The maudlin entertainment pulled my attention when the parents or parents-in-law were here several times previously. There the heroine is: impeccably groomed, dressed like she is going for a party, to receive her abusive husband or to confront angry relatives. She babbles on paying no heed to the social cues, and pretty soon, there is an explosion of sorts and everything thuds to a stop with a slap on her face. The glycerine acts immediately and there are tears and dubious sentiments on culture and I gag (once again) in the confines of my home.
For all our efforts at education, social reform and trying to open the mind to gender equalization, I think we have an epic fail with the Television serials. The producers may say that in the end, good triumphs, and after three years of bearing abuse, the emancipated young lady defies that kind of ill-treatment in the last one week of the television show and their souls are salvaged.

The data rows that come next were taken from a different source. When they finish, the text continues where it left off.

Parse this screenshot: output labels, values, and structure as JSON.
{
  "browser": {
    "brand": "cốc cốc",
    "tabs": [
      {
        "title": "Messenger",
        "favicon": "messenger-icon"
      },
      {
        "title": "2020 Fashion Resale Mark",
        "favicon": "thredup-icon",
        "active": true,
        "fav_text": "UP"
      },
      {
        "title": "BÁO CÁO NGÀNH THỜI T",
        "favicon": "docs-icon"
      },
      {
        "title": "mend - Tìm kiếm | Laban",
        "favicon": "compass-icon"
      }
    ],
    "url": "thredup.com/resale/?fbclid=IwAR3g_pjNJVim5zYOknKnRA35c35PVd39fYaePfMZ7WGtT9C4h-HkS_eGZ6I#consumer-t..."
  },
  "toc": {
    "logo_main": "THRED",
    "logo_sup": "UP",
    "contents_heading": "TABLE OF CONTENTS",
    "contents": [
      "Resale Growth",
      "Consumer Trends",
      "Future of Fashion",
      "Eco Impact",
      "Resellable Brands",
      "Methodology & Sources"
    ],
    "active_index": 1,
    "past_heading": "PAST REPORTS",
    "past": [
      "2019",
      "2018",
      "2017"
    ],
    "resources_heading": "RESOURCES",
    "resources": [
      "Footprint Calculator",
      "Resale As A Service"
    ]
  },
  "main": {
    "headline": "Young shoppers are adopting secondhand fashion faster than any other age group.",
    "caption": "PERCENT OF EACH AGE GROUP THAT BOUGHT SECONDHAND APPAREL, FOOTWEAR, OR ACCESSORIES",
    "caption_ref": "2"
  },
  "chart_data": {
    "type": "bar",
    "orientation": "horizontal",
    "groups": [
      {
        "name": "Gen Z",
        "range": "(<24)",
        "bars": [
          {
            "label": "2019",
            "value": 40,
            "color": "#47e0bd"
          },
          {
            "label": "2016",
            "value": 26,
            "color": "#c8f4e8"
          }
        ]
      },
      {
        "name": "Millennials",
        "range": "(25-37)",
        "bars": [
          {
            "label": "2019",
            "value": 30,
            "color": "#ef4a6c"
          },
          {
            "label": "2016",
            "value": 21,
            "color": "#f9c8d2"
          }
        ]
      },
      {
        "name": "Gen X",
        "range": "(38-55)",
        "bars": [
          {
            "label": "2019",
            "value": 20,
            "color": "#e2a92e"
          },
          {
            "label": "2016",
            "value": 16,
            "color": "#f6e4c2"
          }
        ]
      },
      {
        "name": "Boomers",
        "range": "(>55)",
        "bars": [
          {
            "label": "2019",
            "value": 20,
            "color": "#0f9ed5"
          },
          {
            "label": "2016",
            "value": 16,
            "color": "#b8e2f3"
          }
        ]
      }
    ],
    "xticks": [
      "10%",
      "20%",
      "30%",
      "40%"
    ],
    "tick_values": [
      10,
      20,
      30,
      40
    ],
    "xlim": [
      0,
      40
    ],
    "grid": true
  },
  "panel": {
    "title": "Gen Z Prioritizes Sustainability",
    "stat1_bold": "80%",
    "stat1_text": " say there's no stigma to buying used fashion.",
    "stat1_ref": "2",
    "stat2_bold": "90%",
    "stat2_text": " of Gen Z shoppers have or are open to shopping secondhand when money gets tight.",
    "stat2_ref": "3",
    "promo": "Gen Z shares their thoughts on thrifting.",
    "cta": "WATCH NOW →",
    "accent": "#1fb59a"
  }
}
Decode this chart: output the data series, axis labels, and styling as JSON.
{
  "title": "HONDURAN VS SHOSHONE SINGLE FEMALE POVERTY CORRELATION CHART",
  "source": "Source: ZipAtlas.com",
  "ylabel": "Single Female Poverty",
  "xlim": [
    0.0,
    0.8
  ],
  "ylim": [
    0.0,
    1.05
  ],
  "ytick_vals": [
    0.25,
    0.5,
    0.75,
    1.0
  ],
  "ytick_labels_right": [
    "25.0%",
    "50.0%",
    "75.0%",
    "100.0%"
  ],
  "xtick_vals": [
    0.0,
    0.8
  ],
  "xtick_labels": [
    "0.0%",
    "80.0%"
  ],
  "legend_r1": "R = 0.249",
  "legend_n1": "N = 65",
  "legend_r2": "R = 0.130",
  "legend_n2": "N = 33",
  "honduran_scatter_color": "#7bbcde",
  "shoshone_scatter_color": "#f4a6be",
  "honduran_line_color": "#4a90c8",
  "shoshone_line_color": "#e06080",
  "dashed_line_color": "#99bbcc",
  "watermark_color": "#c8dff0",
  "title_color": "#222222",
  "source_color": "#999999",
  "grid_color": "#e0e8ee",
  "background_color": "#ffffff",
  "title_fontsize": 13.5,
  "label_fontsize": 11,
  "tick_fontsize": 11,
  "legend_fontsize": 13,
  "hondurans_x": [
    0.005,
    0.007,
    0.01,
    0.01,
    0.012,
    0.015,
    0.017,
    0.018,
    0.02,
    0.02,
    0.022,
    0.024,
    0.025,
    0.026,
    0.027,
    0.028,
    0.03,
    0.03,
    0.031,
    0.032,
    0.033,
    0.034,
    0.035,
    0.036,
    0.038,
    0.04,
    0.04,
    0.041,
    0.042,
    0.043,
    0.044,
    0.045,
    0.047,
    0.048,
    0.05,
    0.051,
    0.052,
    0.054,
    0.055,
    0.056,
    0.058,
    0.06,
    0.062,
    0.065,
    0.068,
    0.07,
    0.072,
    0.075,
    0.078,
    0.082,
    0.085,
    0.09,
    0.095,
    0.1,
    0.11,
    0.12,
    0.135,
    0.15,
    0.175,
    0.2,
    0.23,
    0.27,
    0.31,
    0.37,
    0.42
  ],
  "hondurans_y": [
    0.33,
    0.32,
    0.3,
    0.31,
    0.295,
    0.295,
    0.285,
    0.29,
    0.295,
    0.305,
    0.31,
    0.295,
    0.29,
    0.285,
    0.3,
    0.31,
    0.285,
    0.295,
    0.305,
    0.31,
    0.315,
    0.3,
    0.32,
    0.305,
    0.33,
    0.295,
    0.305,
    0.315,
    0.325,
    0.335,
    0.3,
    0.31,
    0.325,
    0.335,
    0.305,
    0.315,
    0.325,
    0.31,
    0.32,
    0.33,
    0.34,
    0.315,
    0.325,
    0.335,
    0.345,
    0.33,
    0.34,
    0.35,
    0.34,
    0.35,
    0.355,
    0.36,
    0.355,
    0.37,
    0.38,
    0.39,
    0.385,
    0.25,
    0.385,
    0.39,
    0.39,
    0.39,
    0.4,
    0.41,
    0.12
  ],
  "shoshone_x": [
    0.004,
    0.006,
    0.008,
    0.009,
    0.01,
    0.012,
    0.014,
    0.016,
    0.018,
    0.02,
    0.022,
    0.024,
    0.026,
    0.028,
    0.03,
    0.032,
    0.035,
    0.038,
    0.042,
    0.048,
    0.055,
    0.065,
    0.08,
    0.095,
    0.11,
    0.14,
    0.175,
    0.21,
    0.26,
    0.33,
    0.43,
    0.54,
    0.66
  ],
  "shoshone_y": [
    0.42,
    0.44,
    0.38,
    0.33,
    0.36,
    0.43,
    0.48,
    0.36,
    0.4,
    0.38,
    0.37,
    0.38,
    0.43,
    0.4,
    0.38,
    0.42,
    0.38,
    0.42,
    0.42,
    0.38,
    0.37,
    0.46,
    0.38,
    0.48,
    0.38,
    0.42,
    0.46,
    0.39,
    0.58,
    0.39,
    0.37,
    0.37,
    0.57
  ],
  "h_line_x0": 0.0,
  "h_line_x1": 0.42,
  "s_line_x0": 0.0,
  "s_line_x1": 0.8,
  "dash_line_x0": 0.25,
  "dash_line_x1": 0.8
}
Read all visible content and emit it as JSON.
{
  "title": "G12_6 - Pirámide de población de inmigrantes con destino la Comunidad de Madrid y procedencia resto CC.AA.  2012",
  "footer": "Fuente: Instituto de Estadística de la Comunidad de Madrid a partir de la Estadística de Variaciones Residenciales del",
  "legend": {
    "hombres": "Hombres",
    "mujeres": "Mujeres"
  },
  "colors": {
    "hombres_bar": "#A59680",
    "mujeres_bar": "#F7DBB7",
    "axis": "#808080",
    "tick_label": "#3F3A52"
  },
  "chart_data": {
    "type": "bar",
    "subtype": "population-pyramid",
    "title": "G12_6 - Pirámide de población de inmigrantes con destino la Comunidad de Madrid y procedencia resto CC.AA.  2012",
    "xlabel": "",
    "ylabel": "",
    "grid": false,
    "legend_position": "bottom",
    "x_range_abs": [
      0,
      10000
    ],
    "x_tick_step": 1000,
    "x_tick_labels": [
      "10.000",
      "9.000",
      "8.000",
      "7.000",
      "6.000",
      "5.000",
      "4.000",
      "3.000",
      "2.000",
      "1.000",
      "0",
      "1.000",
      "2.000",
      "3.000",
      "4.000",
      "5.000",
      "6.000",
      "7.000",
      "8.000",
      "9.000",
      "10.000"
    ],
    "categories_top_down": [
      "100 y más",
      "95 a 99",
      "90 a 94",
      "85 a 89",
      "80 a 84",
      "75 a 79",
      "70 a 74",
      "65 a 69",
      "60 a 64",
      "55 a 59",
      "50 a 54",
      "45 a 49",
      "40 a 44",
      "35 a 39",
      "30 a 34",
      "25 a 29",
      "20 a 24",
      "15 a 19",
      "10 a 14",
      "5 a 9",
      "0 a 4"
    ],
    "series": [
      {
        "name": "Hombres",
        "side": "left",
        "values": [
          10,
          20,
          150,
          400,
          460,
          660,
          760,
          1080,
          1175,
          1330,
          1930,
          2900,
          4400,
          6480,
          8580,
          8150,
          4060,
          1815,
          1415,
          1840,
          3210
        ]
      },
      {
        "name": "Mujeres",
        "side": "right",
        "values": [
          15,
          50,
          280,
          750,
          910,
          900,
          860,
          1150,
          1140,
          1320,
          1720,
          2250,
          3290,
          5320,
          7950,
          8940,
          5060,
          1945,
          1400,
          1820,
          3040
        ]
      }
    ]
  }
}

But where is my apology? Where is the apology to the audience? For three years, you send misogynistic messages every evening to the audience – an audience comprised of young, impressionable children, parents of married daughters, parents of daughters-of-marriageable-age, parents of young sons, parents of sons who are married, not to mention every human-being, who actively seeks or passively receives the entertainment. What is the social message you are sending them? There is no subtlety there – the socially disgusting messages are there in Techni-color with dialogues.
Like my young daughter says, “Oh. In Tamil TV, everybody slaps the women when they don’t want to talk about something anymore. They never just walk away!”
That feels like a slap. Let loose baboons on drum now.